Une centrale thermique pour 2015-2016. C'est la proposition d'Investir en Finistère pour atténuer la dépendance de la pointe de Bretagne.

Être à la pointe d'un continent a aussi ses inconvénients. Et mardi soir, lors de son assemblée générale à Brest, au siège du Crédit mutuel de Bretagne, Investir en Finistère, qui rassemble bon nombre des entreprises majeures du département, en a énuméré quelques-uns.

D'abord, il y a la dépendance énergétique de la pointe de Bretagne. Pas besoin de longs discours : le Finistère ne produit que 3 % à 6 % de ses besoins en électricité. Les gros centres de production sont trop loin. Avec pour conséquence des risques pour l'approvisionnement, en particulier l'hiver lors des pics de consommation.

Investir en Finistère propose donc la construction, à échéance de 2015-2016, d'une centrale thermique au gaz. L'idée n'est pas simplement avancée. Elle fait même l'objet d'une étude pointue et détaillée présentée lors de cette assemblée générale.

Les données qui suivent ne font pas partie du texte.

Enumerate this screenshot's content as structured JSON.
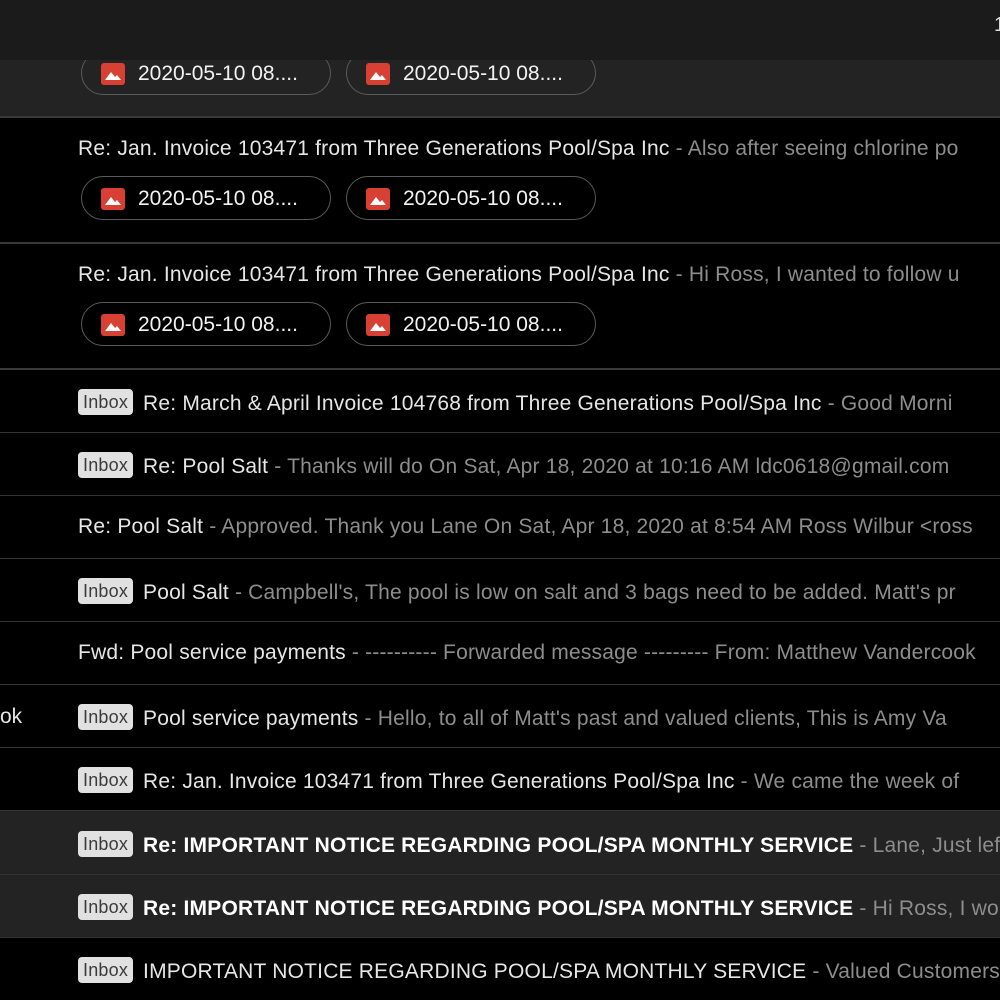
{
  "header": {
    "corner_text": "1"
  },
  "attachment_rows": [
    {
      "line": null,
      "attachments": [
        "2020-05-10 08....",
        "2020-05-10 08...."
      ]
    },
    {
      "line": {
        "subject": "Re: Jan. Invoice 103471 from Three Generations Pool/Spa Inc",
        "snippet": " - Also after seeing chlorine po"
      },
      "attachments": [
        "2020-05-10 08....",
        "2020-05-10 08...."
      ]
    },
    {
      "line": {
        "subject": "Re: Jan. Invoice 103471 from Three Generations Pool/Spa Inc",
        "snippet": " - Hi Ross, I wanted to follow u"
      },
      "attachments": [
        "2020-05-10 08....",
        "2020-05-10 08...."
      ]
    }
  ],
  "emails": [
    {
      "badge": "Inbox",
      "subject": "Re: March & April Invoice 104768 from Three Generations Pool/Spa Inc",
      "snippet": " - Good Morni",
      "left_fragment": ""
    },
    {
      "badge": "Inbox",
      "subject": "Re: Pool Salt",
      "snippet": " - Thanks will do On Sat, Apr 18, 2020 at 10:16 AM ldc0618@gmail.com",
      "left_fragment": ""
    },
    {
      "badge": "",
      "subject": "Re: Pool Salt",
      "snippet": " - Approved. Thank you Lane On Sat, Apr 18, 2020 at 8:54 AM Ross Wilbur <ross",
      "left_fragment": ""
    },
    {
      "badge": "Inbox",
      "subject": "Pool Salt",
      "snippet": " - Campbell's, The pool is low on salt and 3 bags need to be added. Matt's pr",
      "left_fragment": ""
    },
    {
      "badge": "",
      "subject": "Fwd: Pool service payments",
      "snippet": " - ---------- Forwarded message --------- From: Matthew Vandercook",
      "left_fragment": ""
    },
    {
      "badge": "Inbox",
      "subject": "Pool service payments",
      "snippet": " - Hello, to all of Matt's past and valued clients, This is Amy Va",
      "left_fragment": "ok"
    },
    {
      "badge": "Inbox",
      "subject": "Re: Jan. Invoice 103471 from Three Generations Pool/Spa Inc",
      "snippet": " - We came the week of",
      "left_fragment": ""
    },
    {
      "badge": "Inbox",
      "subject": "Re: IMPORTANT NOTICE REGARDING POOL/SPA MONTHLY SERVICE",
      "snippet": " - Lane, Just lef",
      "left_fragment": "",
      "unread": true
    },
    {
      "badge": "Inbox",
      "subject": "Re: IMPORTANT NOTICE REGARDING POOL/SPA MONTHLY SERVICE",
      "snippet": " - Hi Ross, I wo",
      "left_fragment": "",
      "unread": true
    },
    {
      "badge": "Inbox",
      "subject": "IMPORTANT NOTICE REGARDING POOL/SPA MONTHLY SERVICE",
      "snippet": " - Valued Customers",
      "left_fragment": ""
    }
  ],
  "icons": {
    "attachment": "image-file-icon"
  },
  "colors": {
    "attachment_icon": "#d84034",
    "unread_row": "#232323",
    "badge_bg": "#e1e1e1",
    "snippet": "#8d8d8d"
  }
}
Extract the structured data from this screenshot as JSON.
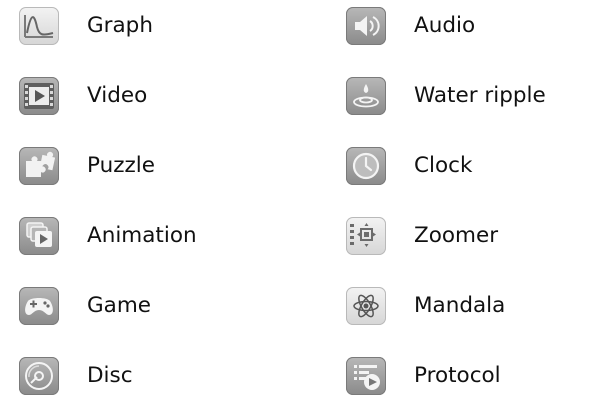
{
  "items": [
    {
      "label": "Graph",
      "icon": "graph-icon"
    },
    {
      "label": "Audio",
      "icon": "audio-icon"
    },
    {
      "label": "Video",
      "icon": "video-icon"
    },
    {
      "label": "Water ripple",
      "icon": "water-ripple-icon"
    },
    {
      "label": "Puzzle",
      "icon": "puzzle-icon"
    },
    {
      "label": "Clock",
      "icon": "clock-icon"
    },
    {
      "label": "Animation",
      "icon": "animation-icon"
    },
    {
      "label": "Zoomer",
      "icon": "zoomer-icon"
    },
    {
      "label": "Game",
      "icon": "game-icon"
    },
    {
      "label": "Mandala",
      "icon": "mandala-icon"
    },
    {
      "label": "Disc",
      "icon": "disc-icon"
    },
    {
      "label": "Protocol",
      "icon": "protocol-icon"
    }
  ]
}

Pourtant, elle n'évoque pas un possible lieu d'implantation. Tant, il est vrai, qu'un tel sujet est aussi une machine à fabriquer des oppositions et des controverses. L'étude pose donc un préalable prudent pour lancer le sujet : « Réaliser une communication objective et raisonnée pour dépassionner le débat ».

Et puis, il y a toujours le TGV et les trois heures promises entre Paris et Brest et Quimper. Une fois de plus, Investir en Finistère tire la sonnette d'alarme. Les chefs d'entreprise finistériens jugent bien insuffisants les travaux prévus à l'ouest de Rennes. « Nous sommes toujours sur une base de trajet de 3 h 20 de Paris à l'ouest breton », insistent-ils. Pas gagnées les fameuses trois heures.